By measuring the boiling point elevation of a solution of a known concentration, it is possible to calculate molecular weight of a non-volatile non-electrolyte solute.

∆T_b prop to m

∆T_b = K_b m

The proportionality constant Kb is characteristic of the solvent and it is called the molal boiling point elevation constant or ebullioscopic constant. It is defined as the elevation of boiling point of one molal solution.

When n₂ moles of the solute is dissolved in W₁ kg of the solvent, the molality is given by n₂/W₁.

∆T_b =  Kb W2   /  M2W1

Since W₂, is the weight of the solute, we can calculate the molecular weight of the solution using the following expression.

M2 = Kb . W2 / ∆T_bW₁

Molal Elevation (Ebullioscopic) constants (One mole of solute per 1000 grams of solvent)

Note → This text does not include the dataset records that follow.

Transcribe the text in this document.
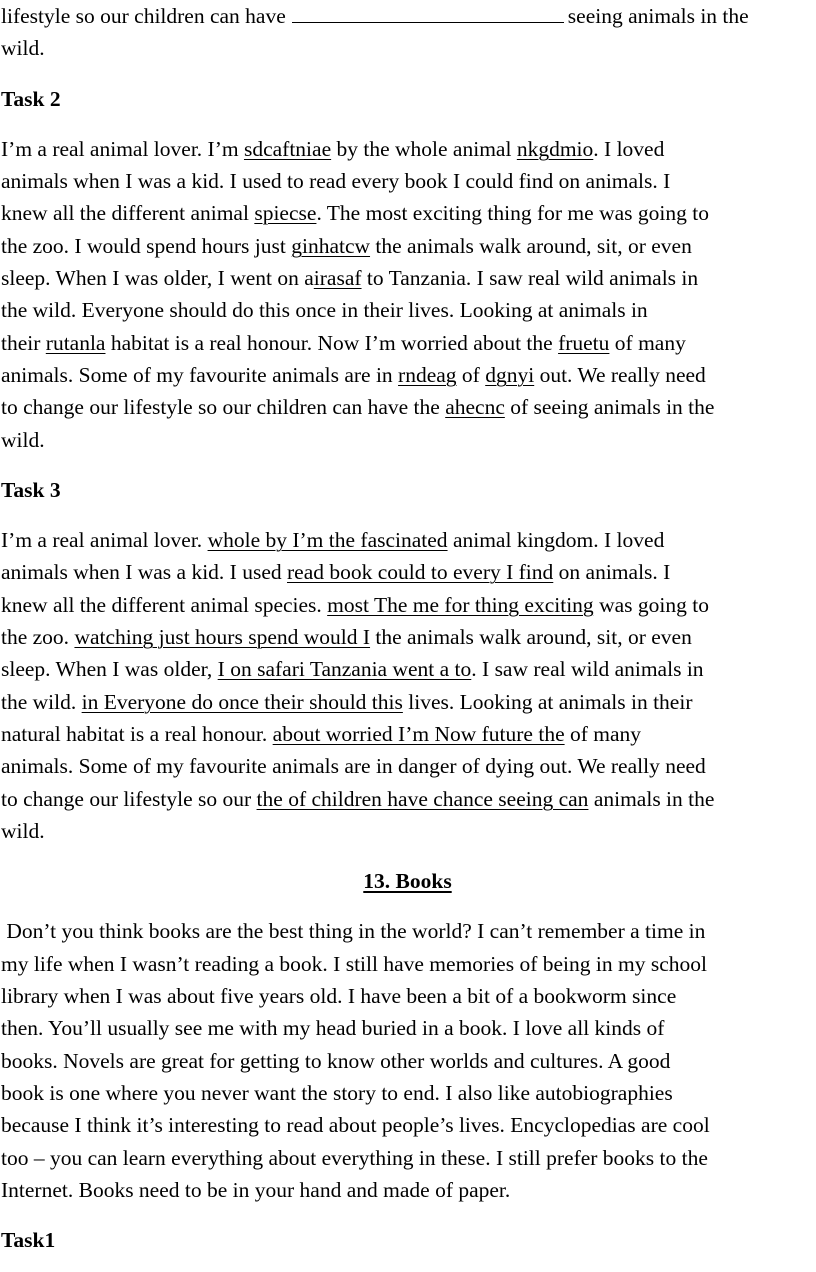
lifestyle so our children can have	seeing animals in the
wild.

Task 2

I’m a real animal lover. I’m sdcaftniae by the whole animal nkgdmio. I loved
animals when I was a kid. I used to read every book I could find on animals. I
knew all the different animal spiecse. The most exciting thing for me was going to
the zoo. I would spend hours just ginhatcw the animals walk around, sit, or even
sleep. When I was older, I went on airasaf to Tanzania. I saw real wild animals in
the wild. Everyone should do this once in their lives. Looking at animals in
their rutanla habitat is a real honour. Now I’m worried about the fruetu of many
animals. Some of my favourite animals are in rndeag of dgnyi out. We really need
to change our lifestyle so our children can have the ahecnc of seeing animals in the
wild.

Task 3

I’m a real animal lover. whole by I’m the fascinated animal kingdom. I loved
animals when I was a kid. I used read book could to every I find on animals. I
knew all the different animal species. most The me for thing exciting was going to
the zoo. watching just hours spend would I the animals walk around, sit, or even
sleep. When I was older, I on safari Tanzania went a to. I saw real wild animals in
the wild. in Everyone do once their should this lives. Looking at animals in their
natural habitat is a real honour. about worried I’m Now future the of many
animals. Some of my favourite animals are in danger of dying out. We really need
to change our lifestyle so our the of children have chance seeing can animals in the
wild.

13. Books

Don’t you think books are the best thing in the world? I can’t remember a time in
my life when I wasn’t reading a book. I still have memories of being in my school
library when I was about five years old. I have been a bit of a bookworm since
then. You’ll usually see me with my head buried in a book. I love all kinds of
books. Novels are great for getting to know other worlds and cultures. A good
book is one where you never want the story to end. I also like autobiographies
because I think it’s interesting to read about people’s lives. Encyclopedias are cool
too – you can learn everything about everything in these. I still prefer books to the
Internet. Books need to be in your hand and made of paper.

Task1
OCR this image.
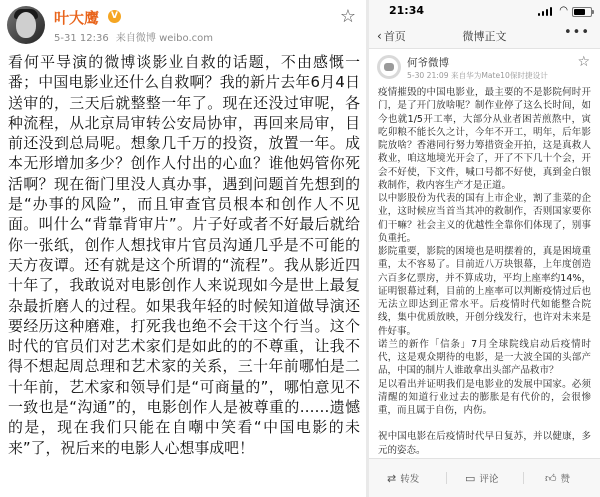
叶大鹰	V
5-31 12:36 来自微博 weibo.com
☆
看何平导演的微博谈影业自救的话题，不由感慨一番；中国电影业还什么自救啊？我的新片去年6月4日送审的，三天后就整整一年了。现在还没过审呢，各种流程，从北京局审转公安局协审，再回来局审，目前还没到总局呢。想象几千万的投资，放置一年。成本无形增加多少？创作人付出的心血？谁他妈管你死活啊？现在衙门里没人真办事，遇到问题首先想到的是“办事的风险”，而且审查官员根本和创作人不见面。叫什么“背靠背审片”。片子好或者不好最后就给你一张纸，创作人想找审片官员沟通几乎是不可能的天方夜谭。还有就是这个所谓的“流程”。我从影近四十年了，我敢说对电影创作人来说现如今是世上最复杂最折磨人的过程。如果我年轻的时候知道做导演还要经历这种磨难，打死我也绝不会干这个行当。这个时代的官员们对艺术家们是如此的的不尊重，让我不得不想起周总理和艺术家的关系，三十年前哪怕是二十年前，艺术家和领导们是“可商量的”，哪怕意见不一致也是“沟通”的，电影创作人是被尊重的……遗憾的是，现在我们只能在自嘲中笑看“中国电影的未来”了，祝后来的电影人心想事成吧！
21:34	◠
‹ 首页	微博正文	•••
何爷微博
5-30 21:09 来自华为Mate10保时捷设计
☆

疫情摧毁的中国电影业，最主要的不是影院何时开门，是了开门放啥呢？制作业停了这么长时间，如今也就1/5开工率，大部分从业者困苦煎熬中，寅吃卯粮不能长久之计，今年不开工，明年，后年影院放啥？香港同行努力筹措资金开拍，这是真救人救业，咱这地境光开会了，开了不下几十个会，开会不好使，下文件，喊口号都不好使，真到金白银救制作，救内容生产才是正道。

以中影股份为代表的国有上市企业，割了韭菜的企业，这时候应当首当其冲的救制作，否则国家要你们干嘛？社会主义的优越性全靠你们体现了，别事负重托。

影院重要，影院的困境也是明摆着的，真是困境重重，太不容易了。目前近八万块银幕，上年度创造六百多亿票房，并不算成功，平均上座率约14%，证明银幕过剩，目前的上座率可以判断疫情过后也无法立即达到正常水平。后疫情时代如能整合院线，集中优质放映，开创分线发行，也许对未来是件好事。

诺兰的新作「信条」7月全球院线启动后疫情时代，这是观众期待的电影，是一大波全国的头部产品，中国的制片人谁敢拿出头部产品救市？

足以看出并证明我们是电影业的发展中国家。必须清醒的知道行业过去的膨胀是有代价的，会很惨重，而且属于自伤，内伤。

祝中国电影在后疫情时代早日复苏，并以健康，多元的姿态。

⇄ 转发	▭ 评论	👍︎ 赞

Solvent       B. Pt K       Kb (K.kg.mole^-1)

Water          373.00        0.52

Benzene      353.10        2.57

Methanol    337.51        0.81

Ethanol       351.33        1.20

Carbon tetra chloride     349.72        5.01

Chloroform 334.20        3.88

Acetic acid  391.50        3.07

Acetone      329.15        1.72

Carbon disulphide         319.25        2.41

Phenol        455.10        3.56

Determination of elevation of boiling point by Cottrell's Method

The apparatus (Fig.) consists of a boiling tube (a) which is graduated and contains weighed amount of the liquid under examination. An inverted funnel tube (b) placed in the boiling tube collects the bubbles rising from a few fragments of a porous pot placed inside the liquid. When the liquid starts boiling, it pumps a stream of a liquid and vapour over the bulb of the Beckmann thermometer (f) held a little above the liquid surface. In this way, the bulb is covered with a thin layer of boiling liquid which is in equilibrium with the vapour. This ensures that the temperature reading is exactly that of the boiling liquid and that superheating is minimum. After determining the boiling point of the pure solvent, a weighed amount of the solute is added and procedure is repeated for another reading. The vapours of the boiling liquid is cooled in a condenser (C) which has circulation of water through (d) and (e). The cooled liquid drops into the liquid in (a).